Lithography is a crucial step in the semiconductor manufacturing process. It allows intricate patterns to be etched onto silicon wafers to create the integrated circuits that power everything from smartphones to supercomputers.
This process, known as photolithography in semiconductor production, has evolved significantly to keep up with the demands of increasingly packed microchips.
At its core, chip lithography involves transferring a circuit design onto a silicon wafer. This is achieved by applying a light-sensitive material called photoresist to the wafer's surface. The wafer is then exposed to light through a mask that contains the desired pattern. The light alters the photoresist. After development, the pattern is etched into the wafer, forming the micro-scale features that make up the circuit.
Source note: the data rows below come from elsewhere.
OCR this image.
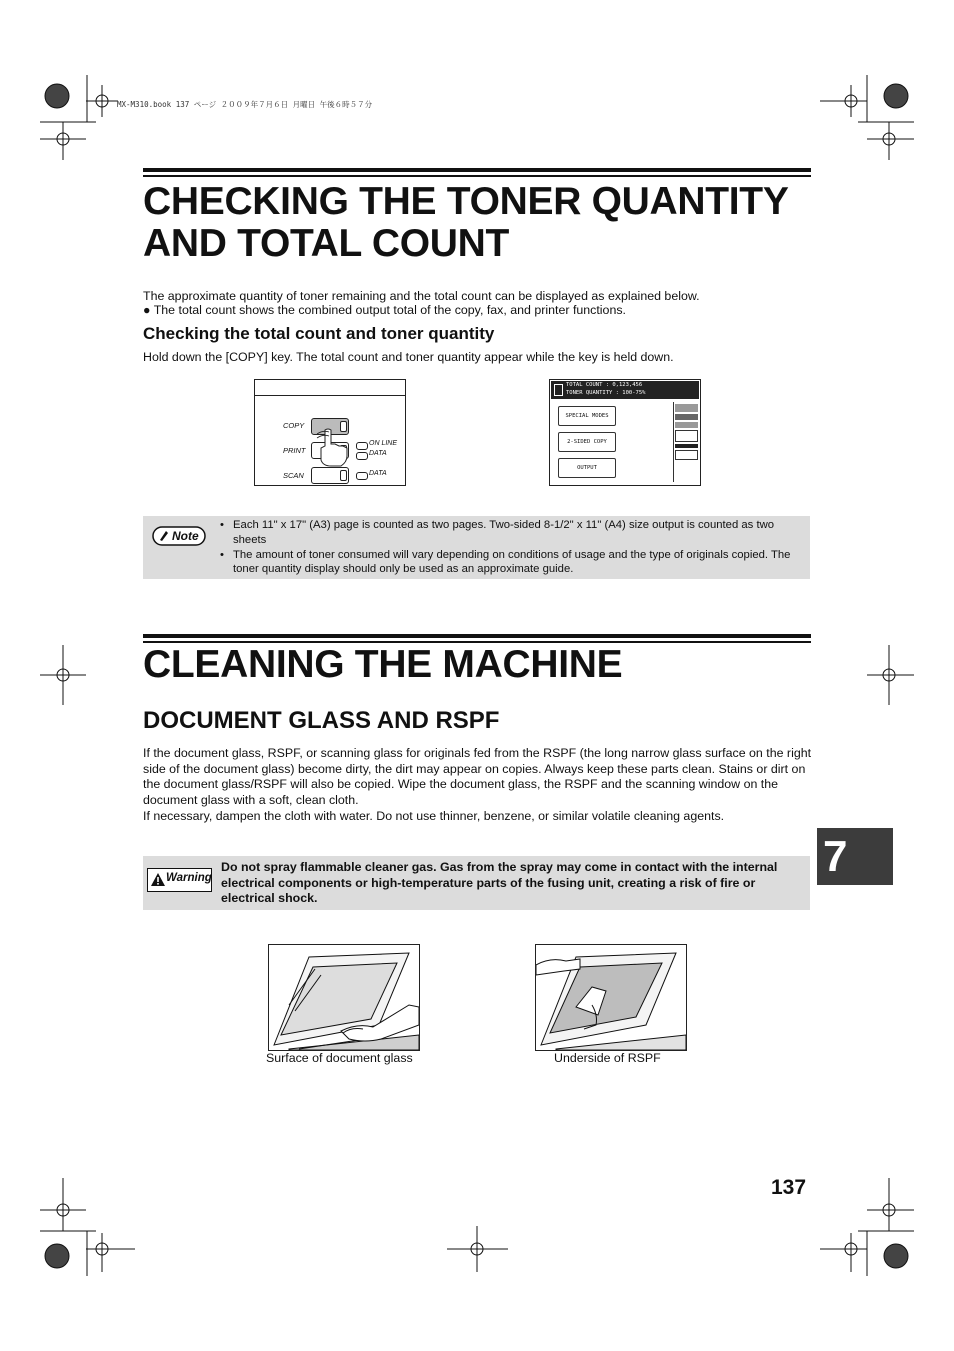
MX-M310.book 137 ページ ２００９年７月６日 月曜日 午後６時５７分
CHECKING THE TONER QUANTITY
AND TOTAL COUNT
The approximate quantity of toner remaining and the total count can be displayed as explained below.
● The total count shows the combined output total of the copy, fax, and printer functions.
Checking the total count and toner quantity
Hold down the [COPY] key. The total count and toner quantity appear while the key is held down.
COPY
PRINT
SCAN
ON LINE
DATA
DATA
TOTAL COUNT : 0,123,456
TONER QUANTITY : 100-75%
SPECIAL MODES
2-SIDED COPY
OUTPUT
Note
• Each 11" x 17" (A3) page is counted as two pages. Two-sided 8-1/2" x 11" (A4) size output is counted as two sheets
• The amount of toner consumed will vary depending on conditions of usage and the type of originals copied. The toner quantity display should only be used as an approximate guide.
CLEANING THE MACHINE
DOCUMENT GLASS AND RSPF
If the document glass, RSPF, or scanning glass for originals fed from the RSPF (the long narrow glass surface on the right side of the document glass) become dirty, the dirt may appear on copies. Always keep these parts clean. Stains or dirt on the document glass/RSPF will also be copied. Wipe the document glass, the RSPF and the scanning window on the document glass with a soft, clean cloth.
If necessary, dampen the cloth with water. Do not use thinner, benzene, or similar volatile cleaning agents.
Warning
Do not spray flammable cleaner gas. Gas from the spray may come in contact with the internal electrical components or high-temperature parts of the fusing unit, creating a risk of fire or electrical shock.
7
Surface of document glass	Underside of RSPF
137
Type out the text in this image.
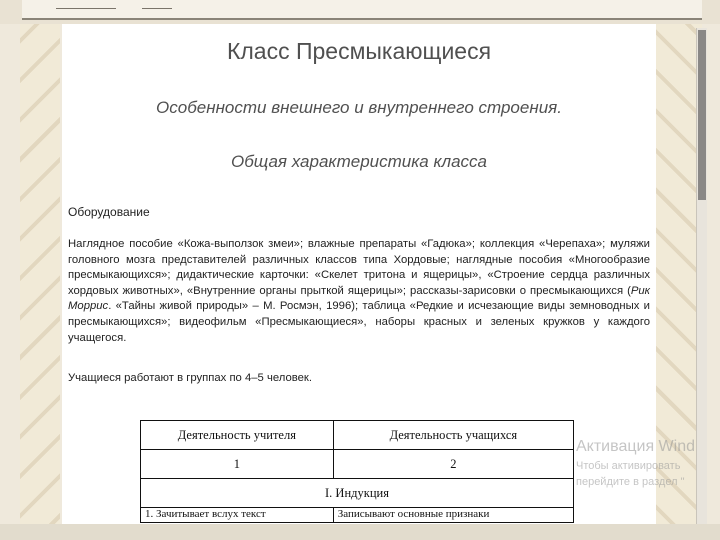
Класс Пресмыкающиеся
Особенности внешнего и внутреннего строения.
Общая характеристика класса
Оборудование
Наглядное пособие «Кожа-выползок змеи»; влажные препараты «Гадюка»; коллекция «Черепаха»; муляжи головного мозга представителей различных классов типа Хордовые; наглядные пособия «Многообразие пресмыкающихся»; дидактические карточки: «Скелет тритона и ящерицы», «Строение сердца различных хордовых животных», «Внутренние органы прыткой ящерицы»; рассказы-зарисовки о пресмыкающихся (Рик Моррис. «Тайны живой природы» – М. Росмэн, 1996); таблица «Редкие и исчезающие виды земноводных и пресмыкающихся»; видеофильм «Пресмыкающиеся», наборы красных и зеленых кружков у каждого учащегося.
Учащиеся работают в группах по 4–5 человек.
Деятельность учителя	Деятельность учащихся
1	2
I. Индукция	
1. Зачитывает вслух текст	Записывают основные признаки
Активация Wind
Чтобы активировать
перейдите в раздел "
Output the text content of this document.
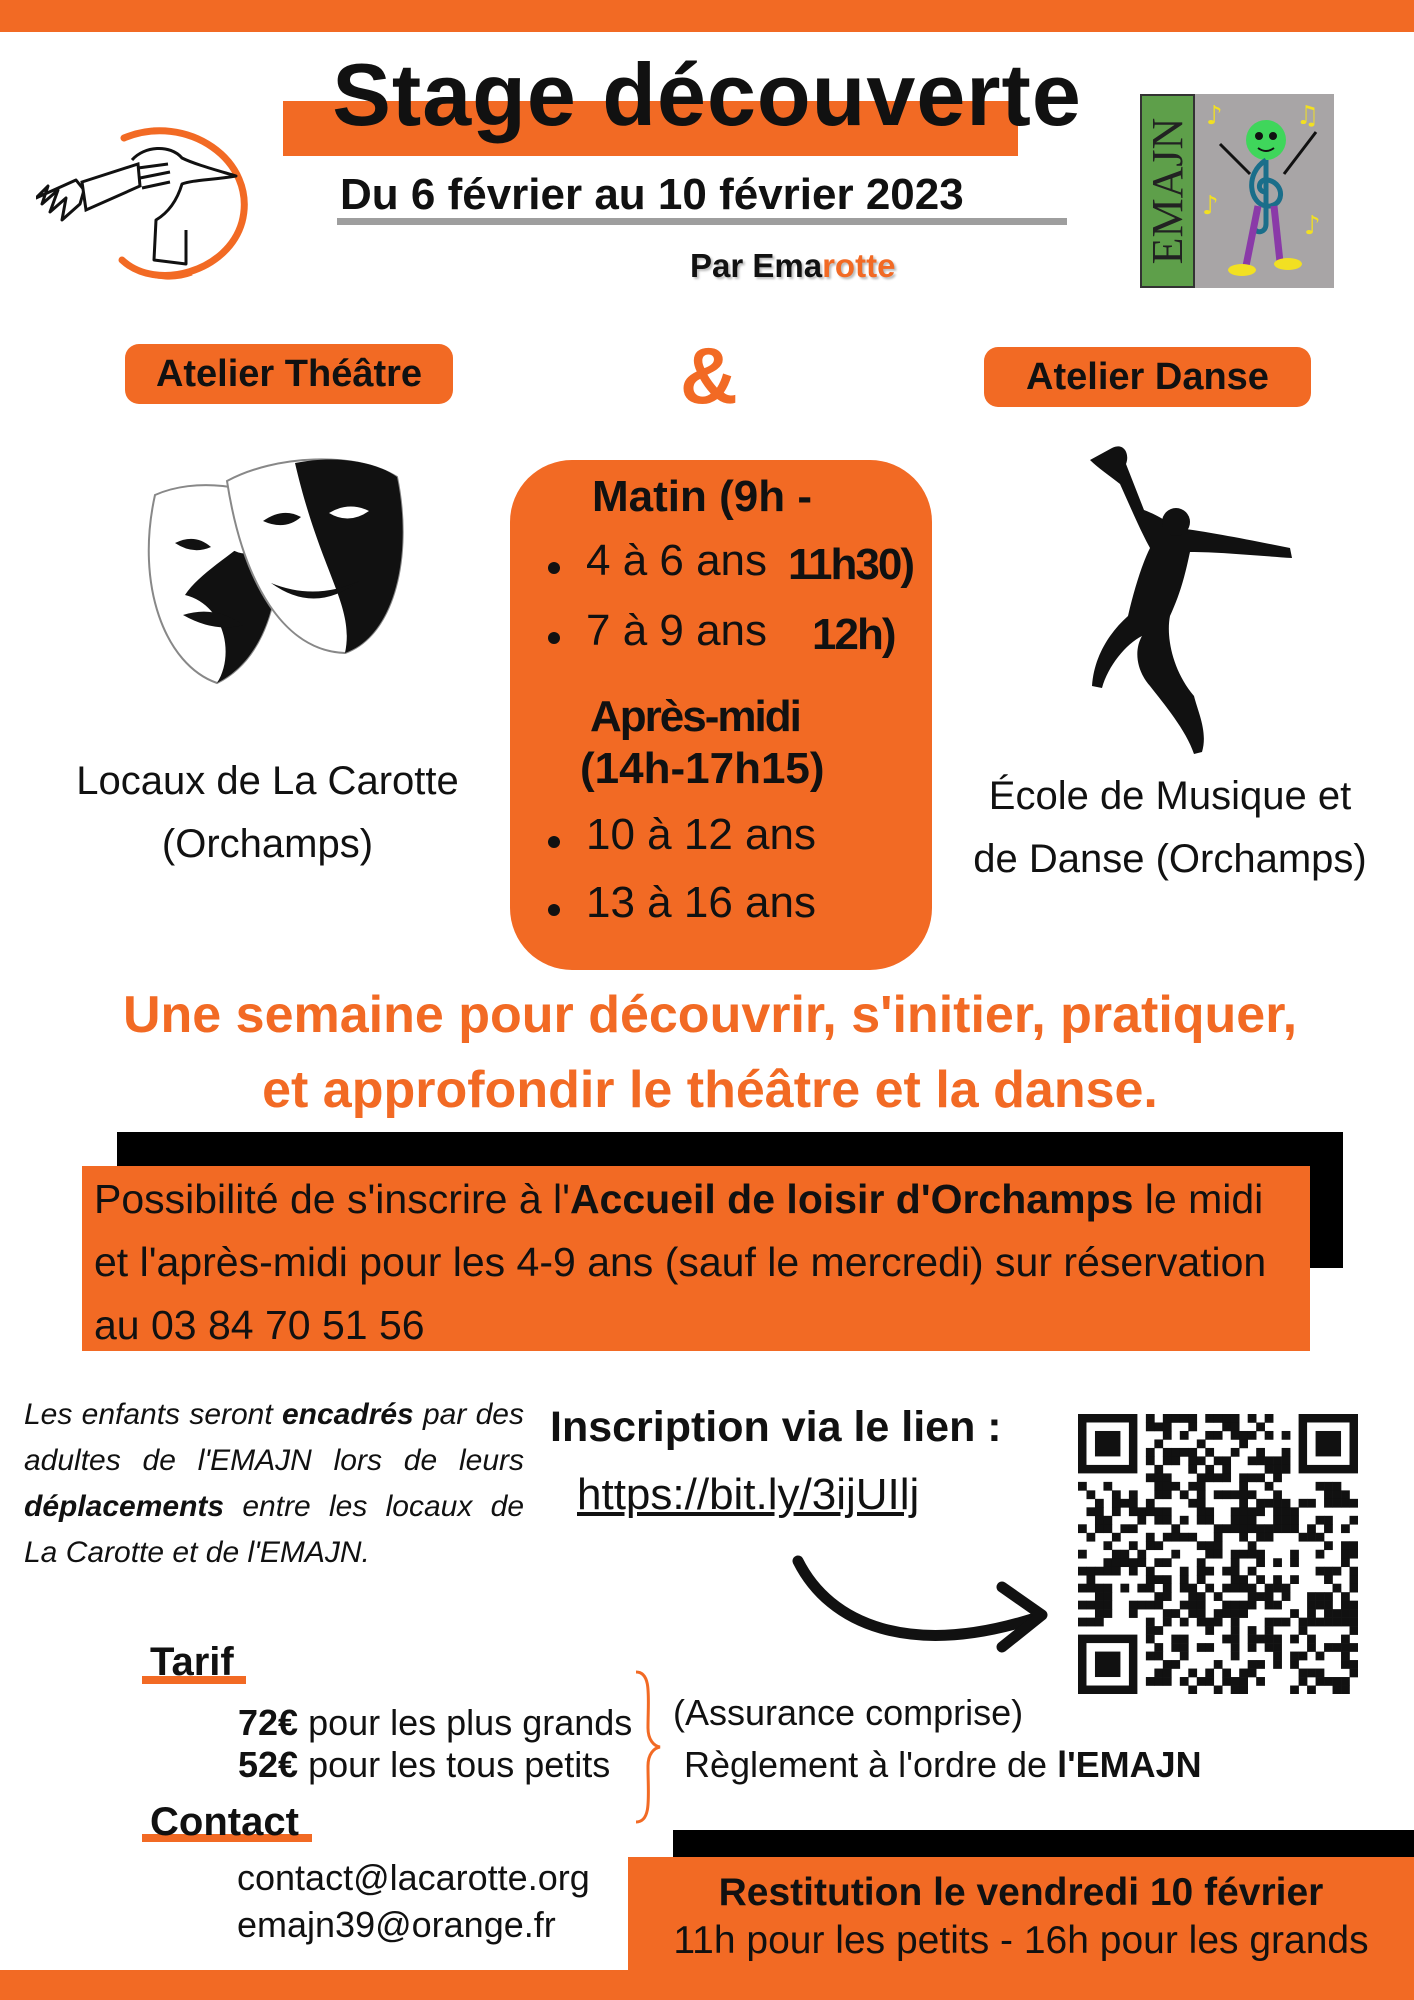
Stage découverte
Du 6 février au 10 février 2023
Par Emarotte
EMAJN
♪	♫
♪
♪
Atelier Théâtre	&	Atelier Danse
Locaux de La Carotte
(Orchamps)
École de Musique et
de Danse (Orchamps)
Matin (9h -
4 à 6 ans 11h30)
7 à 9 ans 12h)
Après-midi
(14h-17h15)
10 à 12 ans
13 à 16 ans
Une semaine pour découvrir, s'initier, pratiquer,
et approfondir le théâtre et la danse.
Possibilité de s'inscrire à l'Accueil de loisir d'Orchamps le midi et l'après-midi pour les 4-9 ans (sauf le mercredi) sur réservation au 03 84 70 51 56
Les enfants seront encadrés par des adultes de l'EMAJN lors de leurs déplacements entre les locaux de La Carotte et de l'EMAJN.
Inscription via le lien :
https://bit.ly/3ijUIlj
Tarif
72€ pour les plus grands
52€ pour les tous petits
(Assurance comprise)
Règlement à l'ordre de l'EMAJN
Contact
contact@lacarotte.org
emajn39@orange.fr
Restitution le vendredi 10 février
11h pour les petits - 16h pour les grands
The fundamentals of lithography were discovered by Jay Lathrop, who coined the term photolitography, derived from the greeks words for ‘drawing with light on stone’. The technology has been crucial to microchip manufacturing ever since its early days in the 1950s.
As the demand for smaller, more powerful chips has grown over the past decades, so too has the need for more precise lithography techniques. Today’s lithography tools rely on the world’s flattest mirrors and most powerful commercial lasers.
Extreme ultraviolet (EUV) lithography uses light with a wavelength of 13.5 nanometers, much shorter than the deep ultraviolet light previously used. This breakthrough was first deployed in chip mass production in 2019. The shorter wavelength allows for the creation of smaller, nanoscale features on the chip, enabling the production of more highly advanced and efficient semiconductors.
Producing EUV light at a large scale is one of the toughest engineering challenges ever:
The technology took decades and billions of dollars to develop, but the Dutch company ASML got it to work. ASML, closely collaborating with imec, is already developing the next generation of lithography technology: high numerical aperture (High-NA) EUV.
Standard EUV systems typically have a so-called numerical aperture or NA of 0.33. This number represents a key optical parameter determining the resolving power of a lithography system, meaning its ability to focus light onto a small area. Higher NAs, up to around 0.55, will allow for the creation of even smaller features on a chip.
Deploying such new technology will require the entire industry ecosystem to meet the process requirements and establish the infrastructure that goes along with high-NA tool development—think of new mask technology, measurement and screening methods, as well as the development of new materials for thin film patterning.
In early 2024, imec and ASML opened their joint High-NA EUV lab, enabling the exploratory phase of this new technology. They expect to see the introduction of the first high-NA EUV lithography equipment in high-volume manufacturing environments in 2025.
With the advent of increasingly precise lithography methods, the industry is poised to continue the trend of miniaturization and performance improvement.